Nasional

Premanisme dengan Modus Minta Uang secara Paksa Dikeluhkan Masyarakat

NU Online  ·  Jumat, 9 Mei 2025 | 17:00 WIB

Premanisme dengan Modus Minta Uang secara Paksa Dikeluhkan Masyarakat

Ilustrasi aksi premanisme. (Foto: freepik)

Jakarta, NU Online
Aksi premanisme yang bernuansa pemaksaan, terutama meminta uang, masih kerap menimpa sebagian masyarakat. Baik di kota maupun di desa. Korbannya pun dari beragam kalangan. 


Aksi premanisme pernah dialami Mahasiswa Universitas Wr Supratman Surabaya, Ahmad Al Faris. Ia mengaku pernah parkir di sebuah tempat. Tanpa disangka muncul seorang juru parkir (jukir) yang meminta uang dengan mematok Rp10.000. Ketika Faris memberinya Rp2.000, jukir itu menolaknya.


"Saya pernah ditagih uang oleh beberapa pemuda dengan alasan uang parkir," katanya, Jumat (9/5/2025).


Faris juga menceritakan pengalaman pahit juga dirasakan tetangganya yang berprofesi sebagai pengusaha. Saat baru memulai usaha, malah tantangan yang mesti dihadapi adalah para preman yang meminta jatah. Alasannya uang keamanan.


"Jadi, banyak pengusaha yang ingin buka cabang atau usahanya di sini yang tidak jadi gara-gara banyaknya pungli. Mana nanti yang bagian tokoh masyarakat. Nanti mana yang bagian pemuda-pemudanya juga. Jadi, itulah yang sangat disayangkan sekali karena menghambat pertumbuhan ekonomi," kata pria asal Bangkalan, Madura itu.


Faris berharap agar pemerintah mampu menekan premanisme kalau belum bisa menghapusnya. Pasalnya, korbannya sudah banyak. Sementara pelaku adalah orang yang tidak mendapatkan lapangan pekerjaan dan akhirnya menganggur.


"Jadi, pemerintah perlu membasmi premanisme yang melakukan pungli terhadap masyarakat. Membasmi di sini bukan berarti dipenjarakan, tapi diberdayakan," tegasnya.


Tak hanya Faris, premanisme berkedok jukir liar juga dikeluhkan Bagas Imaning Priambudi, mahasiswa Universitas Islam As-Syafi'iyah (UAI). 


Ia setiap hari terpaksa mengeluarkan uang sebanyak Rp5.000-Rp10.000 hanya untuk jukir liar.
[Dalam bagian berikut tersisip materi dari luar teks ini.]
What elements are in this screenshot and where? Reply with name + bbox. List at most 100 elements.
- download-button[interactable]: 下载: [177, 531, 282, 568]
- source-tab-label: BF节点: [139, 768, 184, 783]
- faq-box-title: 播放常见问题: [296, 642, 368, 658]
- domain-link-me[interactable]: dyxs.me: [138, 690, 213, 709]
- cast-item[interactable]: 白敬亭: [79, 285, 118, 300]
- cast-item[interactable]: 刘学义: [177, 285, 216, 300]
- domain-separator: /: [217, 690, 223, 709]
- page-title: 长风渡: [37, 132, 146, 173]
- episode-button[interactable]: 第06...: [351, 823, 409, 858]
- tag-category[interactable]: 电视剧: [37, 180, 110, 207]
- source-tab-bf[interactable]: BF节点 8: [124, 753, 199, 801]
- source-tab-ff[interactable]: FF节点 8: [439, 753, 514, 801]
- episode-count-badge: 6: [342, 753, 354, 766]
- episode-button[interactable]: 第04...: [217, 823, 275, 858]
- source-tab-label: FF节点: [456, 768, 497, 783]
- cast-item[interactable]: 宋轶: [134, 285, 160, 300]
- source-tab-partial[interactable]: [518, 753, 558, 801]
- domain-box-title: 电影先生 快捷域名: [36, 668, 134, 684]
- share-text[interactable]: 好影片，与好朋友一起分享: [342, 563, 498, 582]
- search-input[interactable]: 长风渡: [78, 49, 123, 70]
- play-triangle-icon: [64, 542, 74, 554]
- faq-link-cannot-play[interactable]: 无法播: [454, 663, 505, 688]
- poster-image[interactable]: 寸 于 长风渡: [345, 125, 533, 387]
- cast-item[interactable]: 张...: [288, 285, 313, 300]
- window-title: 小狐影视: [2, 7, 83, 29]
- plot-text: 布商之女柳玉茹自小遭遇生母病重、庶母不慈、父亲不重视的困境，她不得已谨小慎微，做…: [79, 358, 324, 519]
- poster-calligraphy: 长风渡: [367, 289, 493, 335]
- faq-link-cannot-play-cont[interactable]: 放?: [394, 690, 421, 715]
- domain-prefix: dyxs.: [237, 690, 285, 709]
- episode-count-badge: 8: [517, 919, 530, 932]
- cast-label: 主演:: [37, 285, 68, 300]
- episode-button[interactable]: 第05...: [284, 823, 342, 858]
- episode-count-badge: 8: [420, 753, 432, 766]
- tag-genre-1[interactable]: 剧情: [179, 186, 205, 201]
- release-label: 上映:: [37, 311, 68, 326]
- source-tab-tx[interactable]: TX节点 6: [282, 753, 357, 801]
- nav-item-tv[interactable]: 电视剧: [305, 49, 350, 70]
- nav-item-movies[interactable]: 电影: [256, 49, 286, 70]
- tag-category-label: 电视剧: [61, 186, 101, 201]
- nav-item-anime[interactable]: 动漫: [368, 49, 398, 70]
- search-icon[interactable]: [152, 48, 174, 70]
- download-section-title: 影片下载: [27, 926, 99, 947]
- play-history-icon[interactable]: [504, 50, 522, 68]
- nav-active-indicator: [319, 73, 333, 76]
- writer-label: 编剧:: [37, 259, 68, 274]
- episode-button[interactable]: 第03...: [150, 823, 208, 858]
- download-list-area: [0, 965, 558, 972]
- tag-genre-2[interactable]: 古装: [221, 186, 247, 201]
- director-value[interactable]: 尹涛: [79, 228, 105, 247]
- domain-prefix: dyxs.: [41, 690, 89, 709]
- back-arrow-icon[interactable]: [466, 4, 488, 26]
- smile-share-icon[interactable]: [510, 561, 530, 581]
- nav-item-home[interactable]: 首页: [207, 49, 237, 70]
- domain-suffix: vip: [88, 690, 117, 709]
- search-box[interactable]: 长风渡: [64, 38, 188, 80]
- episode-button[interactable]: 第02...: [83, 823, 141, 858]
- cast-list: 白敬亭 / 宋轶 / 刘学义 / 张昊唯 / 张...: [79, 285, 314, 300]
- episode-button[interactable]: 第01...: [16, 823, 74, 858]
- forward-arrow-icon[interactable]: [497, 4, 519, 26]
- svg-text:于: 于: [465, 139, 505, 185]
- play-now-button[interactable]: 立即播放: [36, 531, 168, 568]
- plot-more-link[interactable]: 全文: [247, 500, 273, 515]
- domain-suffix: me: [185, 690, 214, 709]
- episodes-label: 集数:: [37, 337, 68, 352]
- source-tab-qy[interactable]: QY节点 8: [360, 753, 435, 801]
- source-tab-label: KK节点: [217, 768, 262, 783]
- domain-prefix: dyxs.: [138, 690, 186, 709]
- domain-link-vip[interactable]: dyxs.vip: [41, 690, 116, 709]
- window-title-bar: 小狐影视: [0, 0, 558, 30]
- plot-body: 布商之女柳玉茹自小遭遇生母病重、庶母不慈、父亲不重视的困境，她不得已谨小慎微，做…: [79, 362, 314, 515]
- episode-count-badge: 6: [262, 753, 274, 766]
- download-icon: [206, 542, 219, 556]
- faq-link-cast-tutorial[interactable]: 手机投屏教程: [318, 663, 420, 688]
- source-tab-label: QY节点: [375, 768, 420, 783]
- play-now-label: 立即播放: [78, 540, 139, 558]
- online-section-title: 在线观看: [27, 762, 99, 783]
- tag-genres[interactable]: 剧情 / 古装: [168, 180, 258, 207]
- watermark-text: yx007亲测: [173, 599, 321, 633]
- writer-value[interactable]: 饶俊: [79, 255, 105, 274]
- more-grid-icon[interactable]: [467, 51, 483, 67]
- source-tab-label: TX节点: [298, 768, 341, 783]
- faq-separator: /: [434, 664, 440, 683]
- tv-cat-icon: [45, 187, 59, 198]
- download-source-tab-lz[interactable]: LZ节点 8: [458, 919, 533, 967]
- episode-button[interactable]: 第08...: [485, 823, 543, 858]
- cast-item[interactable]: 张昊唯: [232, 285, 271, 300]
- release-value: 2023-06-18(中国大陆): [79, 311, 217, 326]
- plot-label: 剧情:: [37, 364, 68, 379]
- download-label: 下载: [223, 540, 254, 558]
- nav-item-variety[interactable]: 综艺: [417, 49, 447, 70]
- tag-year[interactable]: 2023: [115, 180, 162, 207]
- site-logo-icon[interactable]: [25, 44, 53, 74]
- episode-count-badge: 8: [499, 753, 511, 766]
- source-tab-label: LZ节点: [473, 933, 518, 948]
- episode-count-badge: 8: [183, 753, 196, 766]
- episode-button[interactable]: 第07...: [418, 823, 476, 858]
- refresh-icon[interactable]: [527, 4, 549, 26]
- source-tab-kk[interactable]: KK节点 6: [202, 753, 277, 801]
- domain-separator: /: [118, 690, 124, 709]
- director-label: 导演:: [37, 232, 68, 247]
Jika dihitung selama sebulan, ia harus merogoh kocek Rp150.000-Rp300.000 hanya untuk parkir.


Oleh karena itu, ia meminta agar peran Dinas Perhubungan (Dishub) dan Polisi Lalu Lintas (Polantas) bisa berperan lebih banyak untuk penertiban premanisme yang sudah banyak dikeluhkan itu.


"Mungkin perlu ada penertiban, semisal mematok parkir jangan terlalu tinggi, seribu untuk motor dan tiga ribu untuk; serta para jukir liar dapat dilatih sehingga profesional dalam bekerja," jelasnya.


Menurut Alumni Universitas Islam Negeri (UIN) Jakarta Tsany Sa'dan, pemerintah perlu mencegah premanisme yang terjadi saat ini. Jika tidak, menurutnya kesuksesan Indonesia Emas 2045 juga dapat terhambat.


"Menciptakan generasi emas tidak hanya datang dari sekolah, tapi iklim yang lebih luas yaitu lingkungan masyarakat. Anak-anak akan mencontoh perilaku buruk yang mereka serap dari lingkungan itu," terangnya yang saat ini tengah mengajar di salah satu sekolah di bilangan Bekasi.